Comme Quentin Dupieux est expert en films très courts, on va offrir à son Incroyable Mais Vrai une chronique très courte elle aussi. Gros plaisir et francs éclats de rire pendant les premières 45 minutes d'un film basé sur un double concept brillant- qu'il ne faut pas dévoiler, le plaisir de la découverte étant essentiel... Et ce d'autant que Dupieux prend un malin plaisir à retarder les révélations ! Traitant plusieurs sujets mois absurdes qu'à l'habitude (l'obsession de la jeunesse, la masculinité toxique...), Incroyable Mais Vrai, en dépit de son étrangeté (habituelle dans le cinéma de Dupieux) s'approche franchement du cinéma français le plus classique, avec une tonalité années 70 pas désagréable.

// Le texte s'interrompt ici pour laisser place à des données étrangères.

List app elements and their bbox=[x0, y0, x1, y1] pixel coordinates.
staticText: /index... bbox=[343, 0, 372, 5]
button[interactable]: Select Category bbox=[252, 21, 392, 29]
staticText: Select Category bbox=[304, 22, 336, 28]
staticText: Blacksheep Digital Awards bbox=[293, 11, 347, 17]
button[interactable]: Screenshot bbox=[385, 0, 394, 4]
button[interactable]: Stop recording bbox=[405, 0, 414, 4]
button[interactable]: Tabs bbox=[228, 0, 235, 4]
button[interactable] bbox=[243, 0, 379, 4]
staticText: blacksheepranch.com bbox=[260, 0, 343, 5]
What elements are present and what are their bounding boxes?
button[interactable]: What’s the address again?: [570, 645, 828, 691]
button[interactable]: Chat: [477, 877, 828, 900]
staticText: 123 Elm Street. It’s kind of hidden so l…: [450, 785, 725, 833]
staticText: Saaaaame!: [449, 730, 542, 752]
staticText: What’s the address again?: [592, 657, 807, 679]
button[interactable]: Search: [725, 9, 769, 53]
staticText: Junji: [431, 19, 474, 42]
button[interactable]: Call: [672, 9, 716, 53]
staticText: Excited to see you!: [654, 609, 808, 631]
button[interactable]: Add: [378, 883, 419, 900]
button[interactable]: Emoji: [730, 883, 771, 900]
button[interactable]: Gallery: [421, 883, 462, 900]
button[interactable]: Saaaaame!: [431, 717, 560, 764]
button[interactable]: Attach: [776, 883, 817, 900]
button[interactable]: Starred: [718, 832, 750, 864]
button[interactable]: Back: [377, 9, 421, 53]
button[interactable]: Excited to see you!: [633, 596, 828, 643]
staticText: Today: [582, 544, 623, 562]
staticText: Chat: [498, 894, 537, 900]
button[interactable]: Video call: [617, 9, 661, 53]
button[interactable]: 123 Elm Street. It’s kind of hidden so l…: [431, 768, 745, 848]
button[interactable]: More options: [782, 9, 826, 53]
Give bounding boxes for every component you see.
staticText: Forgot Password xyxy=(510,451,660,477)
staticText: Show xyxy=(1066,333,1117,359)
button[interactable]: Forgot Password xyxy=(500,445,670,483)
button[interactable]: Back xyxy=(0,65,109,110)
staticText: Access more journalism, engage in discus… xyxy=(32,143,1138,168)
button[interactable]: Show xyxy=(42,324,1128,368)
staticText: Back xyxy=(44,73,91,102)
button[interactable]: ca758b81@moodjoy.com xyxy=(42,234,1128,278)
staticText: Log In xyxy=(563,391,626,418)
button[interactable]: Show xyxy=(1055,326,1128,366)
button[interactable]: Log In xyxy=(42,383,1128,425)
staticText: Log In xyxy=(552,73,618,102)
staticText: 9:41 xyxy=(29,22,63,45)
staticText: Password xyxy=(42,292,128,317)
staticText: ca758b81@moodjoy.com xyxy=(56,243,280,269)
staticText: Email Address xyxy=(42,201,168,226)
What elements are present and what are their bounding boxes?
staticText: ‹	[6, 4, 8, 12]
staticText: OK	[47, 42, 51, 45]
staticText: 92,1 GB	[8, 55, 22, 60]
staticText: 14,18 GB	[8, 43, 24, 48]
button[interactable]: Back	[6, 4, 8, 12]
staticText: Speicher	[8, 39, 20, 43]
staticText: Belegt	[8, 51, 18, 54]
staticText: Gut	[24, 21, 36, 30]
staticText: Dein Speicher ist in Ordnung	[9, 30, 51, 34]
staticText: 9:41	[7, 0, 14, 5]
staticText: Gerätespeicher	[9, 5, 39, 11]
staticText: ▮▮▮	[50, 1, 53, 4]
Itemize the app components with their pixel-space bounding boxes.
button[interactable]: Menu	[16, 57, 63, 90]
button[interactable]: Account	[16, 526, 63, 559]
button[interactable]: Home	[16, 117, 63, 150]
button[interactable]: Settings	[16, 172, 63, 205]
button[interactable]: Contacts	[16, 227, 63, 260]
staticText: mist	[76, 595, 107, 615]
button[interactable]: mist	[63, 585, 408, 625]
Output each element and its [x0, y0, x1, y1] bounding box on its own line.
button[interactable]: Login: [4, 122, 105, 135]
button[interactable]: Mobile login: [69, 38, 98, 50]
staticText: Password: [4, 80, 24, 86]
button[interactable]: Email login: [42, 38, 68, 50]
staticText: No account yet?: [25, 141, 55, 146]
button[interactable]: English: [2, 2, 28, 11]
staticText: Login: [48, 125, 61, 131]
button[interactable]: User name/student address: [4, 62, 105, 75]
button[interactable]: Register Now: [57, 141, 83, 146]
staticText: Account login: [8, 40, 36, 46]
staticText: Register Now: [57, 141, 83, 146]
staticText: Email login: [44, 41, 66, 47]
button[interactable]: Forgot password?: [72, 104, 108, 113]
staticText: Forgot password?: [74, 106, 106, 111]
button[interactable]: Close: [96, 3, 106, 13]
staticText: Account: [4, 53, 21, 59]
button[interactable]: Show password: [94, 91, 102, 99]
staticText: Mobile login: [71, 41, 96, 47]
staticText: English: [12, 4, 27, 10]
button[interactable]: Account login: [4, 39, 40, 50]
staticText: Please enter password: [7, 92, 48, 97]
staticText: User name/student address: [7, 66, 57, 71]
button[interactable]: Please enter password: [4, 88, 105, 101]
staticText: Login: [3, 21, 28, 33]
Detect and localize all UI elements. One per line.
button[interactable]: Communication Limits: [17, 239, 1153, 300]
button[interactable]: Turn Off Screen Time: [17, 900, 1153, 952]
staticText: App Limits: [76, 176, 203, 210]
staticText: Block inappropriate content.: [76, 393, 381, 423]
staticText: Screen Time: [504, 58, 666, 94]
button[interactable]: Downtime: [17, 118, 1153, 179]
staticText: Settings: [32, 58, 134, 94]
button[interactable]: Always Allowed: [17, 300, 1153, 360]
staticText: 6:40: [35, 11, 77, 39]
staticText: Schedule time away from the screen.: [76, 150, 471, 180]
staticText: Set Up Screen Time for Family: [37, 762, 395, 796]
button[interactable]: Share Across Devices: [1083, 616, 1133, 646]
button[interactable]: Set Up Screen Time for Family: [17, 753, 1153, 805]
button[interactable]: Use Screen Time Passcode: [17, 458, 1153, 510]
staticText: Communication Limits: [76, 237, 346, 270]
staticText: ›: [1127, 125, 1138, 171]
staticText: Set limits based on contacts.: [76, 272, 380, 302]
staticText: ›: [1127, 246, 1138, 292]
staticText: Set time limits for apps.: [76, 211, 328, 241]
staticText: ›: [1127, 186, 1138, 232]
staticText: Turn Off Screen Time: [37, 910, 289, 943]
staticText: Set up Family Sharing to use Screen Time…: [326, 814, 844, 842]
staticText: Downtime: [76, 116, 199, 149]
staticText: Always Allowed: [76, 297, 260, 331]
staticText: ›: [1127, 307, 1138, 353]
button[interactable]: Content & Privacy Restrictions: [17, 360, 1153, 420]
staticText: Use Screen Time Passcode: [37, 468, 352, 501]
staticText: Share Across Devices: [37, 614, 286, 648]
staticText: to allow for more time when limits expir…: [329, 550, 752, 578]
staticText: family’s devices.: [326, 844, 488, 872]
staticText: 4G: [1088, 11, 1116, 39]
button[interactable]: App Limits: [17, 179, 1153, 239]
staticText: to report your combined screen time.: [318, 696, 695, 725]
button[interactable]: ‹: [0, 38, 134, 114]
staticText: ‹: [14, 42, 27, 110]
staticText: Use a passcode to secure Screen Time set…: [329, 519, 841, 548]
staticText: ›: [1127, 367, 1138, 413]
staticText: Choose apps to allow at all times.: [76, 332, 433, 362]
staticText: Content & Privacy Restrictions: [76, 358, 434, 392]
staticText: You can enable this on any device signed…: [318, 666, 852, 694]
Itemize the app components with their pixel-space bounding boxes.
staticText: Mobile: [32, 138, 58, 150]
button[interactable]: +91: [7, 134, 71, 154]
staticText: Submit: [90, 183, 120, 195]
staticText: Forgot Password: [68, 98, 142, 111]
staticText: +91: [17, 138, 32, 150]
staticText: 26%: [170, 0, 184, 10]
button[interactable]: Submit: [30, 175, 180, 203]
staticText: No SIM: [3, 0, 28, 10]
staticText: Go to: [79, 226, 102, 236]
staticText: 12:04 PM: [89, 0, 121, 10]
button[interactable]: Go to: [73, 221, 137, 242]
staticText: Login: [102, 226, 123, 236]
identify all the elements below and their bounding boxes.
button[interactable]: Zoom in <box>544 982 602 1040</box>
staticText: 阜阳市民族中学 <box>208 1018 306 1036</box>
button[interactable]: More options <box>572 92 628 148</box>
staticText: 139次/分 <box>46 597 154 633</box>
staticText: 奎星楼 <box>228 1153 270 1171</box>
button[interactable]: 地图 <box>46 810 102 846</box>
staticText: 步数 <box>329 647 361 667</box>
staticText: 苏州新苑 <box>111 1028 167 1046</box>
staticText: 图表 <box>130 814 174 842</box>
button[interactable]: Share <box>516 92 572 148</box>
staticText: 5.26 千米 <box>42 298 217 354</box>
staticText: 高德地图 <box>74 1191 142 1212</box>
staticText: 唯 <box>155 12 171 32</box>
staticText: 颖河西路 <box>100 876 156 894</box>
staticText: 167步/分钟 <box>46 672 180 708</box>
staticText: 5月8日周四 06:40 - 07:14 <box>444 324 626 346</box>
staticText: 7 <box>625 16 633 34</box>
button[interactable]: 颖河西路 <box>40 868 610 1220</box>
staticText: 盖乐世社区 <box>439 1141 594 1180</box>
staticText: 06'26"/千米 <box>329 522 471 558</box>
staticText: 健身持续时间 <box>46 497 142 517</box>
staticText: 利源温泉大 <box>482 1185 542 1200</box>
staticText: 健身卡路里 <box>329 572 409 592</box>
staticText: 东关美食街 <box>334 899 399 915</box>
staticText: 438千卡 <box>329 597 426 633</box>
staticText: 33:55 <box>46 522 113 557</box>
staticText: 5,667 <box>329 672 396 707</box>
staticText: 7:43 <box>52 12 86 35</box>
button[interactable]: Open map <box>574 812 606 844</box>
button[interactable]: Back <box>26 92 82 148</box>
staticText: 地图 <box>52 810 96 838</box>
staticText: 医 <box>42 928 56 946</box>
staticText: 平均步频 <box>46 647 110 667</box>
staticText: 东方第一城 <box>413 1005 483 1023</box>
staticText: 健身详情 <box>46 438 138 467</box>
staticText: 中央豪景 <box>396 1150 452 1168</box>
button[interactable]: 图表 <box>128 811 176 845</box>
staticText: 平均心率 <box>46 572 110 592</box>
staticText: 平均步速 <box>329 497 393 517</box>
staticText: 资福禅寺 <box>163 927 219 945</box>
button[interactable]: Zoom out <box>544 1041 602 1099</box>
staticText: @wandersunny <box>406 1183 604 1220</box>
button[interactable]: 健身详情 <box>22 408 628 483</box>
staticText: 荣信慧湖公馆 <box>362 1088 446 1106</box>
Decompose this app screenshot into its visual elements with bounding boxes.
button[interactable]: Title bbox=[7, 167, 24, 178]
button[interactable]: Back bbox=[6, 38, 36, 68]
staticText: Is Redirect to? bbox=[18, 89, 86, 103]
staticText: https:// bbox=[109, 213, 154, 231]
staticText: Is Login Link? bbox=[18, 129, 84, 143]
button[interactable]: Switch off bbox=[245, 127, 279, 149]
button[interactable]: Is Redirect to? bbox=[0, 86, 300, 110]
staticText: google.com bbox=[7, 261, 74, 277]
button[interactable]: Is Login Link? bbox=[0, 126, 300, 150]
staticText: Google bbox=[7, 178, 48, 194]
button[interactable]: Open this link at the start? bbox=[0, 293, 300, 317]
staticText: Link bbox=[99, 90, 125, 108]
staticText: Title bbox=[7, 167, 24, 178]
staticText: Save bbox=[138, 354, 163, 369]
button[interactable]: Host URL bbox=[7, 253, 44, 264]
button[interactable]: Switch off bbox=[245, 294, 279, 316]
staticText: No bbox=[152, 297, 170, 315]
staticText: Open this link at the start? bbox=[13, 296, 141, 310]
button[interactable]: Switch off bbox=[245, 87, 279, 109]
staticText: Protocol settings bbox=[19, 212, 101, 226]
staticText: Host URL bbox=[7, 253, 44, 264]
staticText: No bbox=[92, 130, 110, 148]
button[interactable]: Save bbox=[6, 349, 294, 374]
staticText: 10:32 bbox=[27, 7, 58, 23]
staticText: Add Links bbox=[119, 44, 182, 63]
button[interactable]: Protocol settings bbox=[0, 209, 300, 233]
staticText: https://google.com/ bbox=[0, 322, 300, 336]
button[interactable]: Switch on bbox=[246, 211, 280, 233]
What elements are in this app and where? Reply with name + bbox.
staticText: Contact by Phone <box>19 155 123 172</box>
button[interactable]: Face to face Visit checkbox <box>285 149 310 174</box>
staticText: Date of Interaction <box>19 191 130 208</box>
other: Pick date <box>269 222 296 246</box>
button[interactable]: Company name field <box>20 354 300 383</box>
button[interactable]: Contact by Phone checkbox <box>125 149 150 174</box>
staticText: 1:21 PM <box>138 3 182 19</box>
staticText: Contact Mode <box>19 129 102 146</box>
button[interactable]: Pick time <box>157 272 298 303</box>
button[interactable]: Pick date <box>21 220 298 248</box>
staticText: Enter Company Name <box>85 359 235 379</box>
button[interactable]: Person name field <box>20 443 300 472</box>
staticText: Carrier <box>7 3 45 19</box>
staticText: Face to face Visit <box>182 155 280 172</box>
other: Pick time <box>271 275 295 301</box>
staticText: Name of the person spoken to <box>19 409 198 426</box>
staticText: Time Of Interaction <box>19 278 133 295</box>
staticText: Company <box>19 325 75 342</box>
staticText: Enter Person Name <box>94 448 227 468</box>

Les quatre acteurs s'en donnent à coeur joie (avec une petite préférence pour ma part pour un Magimel répugnant et réjouissant !), et leur bonheur de jouer rejaillit très positivement sur le film.

Et puis, quand on s'approche de l'heure de film, on dirait que Dupieux se fatigue lui-même de son histoire, il passe alors en mode de narration avec vitesse surmultipliée, ce qui est certes amusant, mais donne surtout l'impression que Incroyable Mais Vrai est bâclé, et ce jusqu'à une fin pas très pertinente, voire franchement inepte.

Impossible donc de ne pas sortir de la salle frustré par ce genre de processus quasi auto-destructeur, alors que cette même histoire, racontée sur 1h45, et traitant plus sérieusement le développement des situations et l'évolution des personnages, avait tout pour donner un film totalement ébouriffant.

Mais après tout, ce manque de sérieux, de... "professionalisme" n'est-il pas finalement ce que nous aimons le plus chez Quentin Dupieux ?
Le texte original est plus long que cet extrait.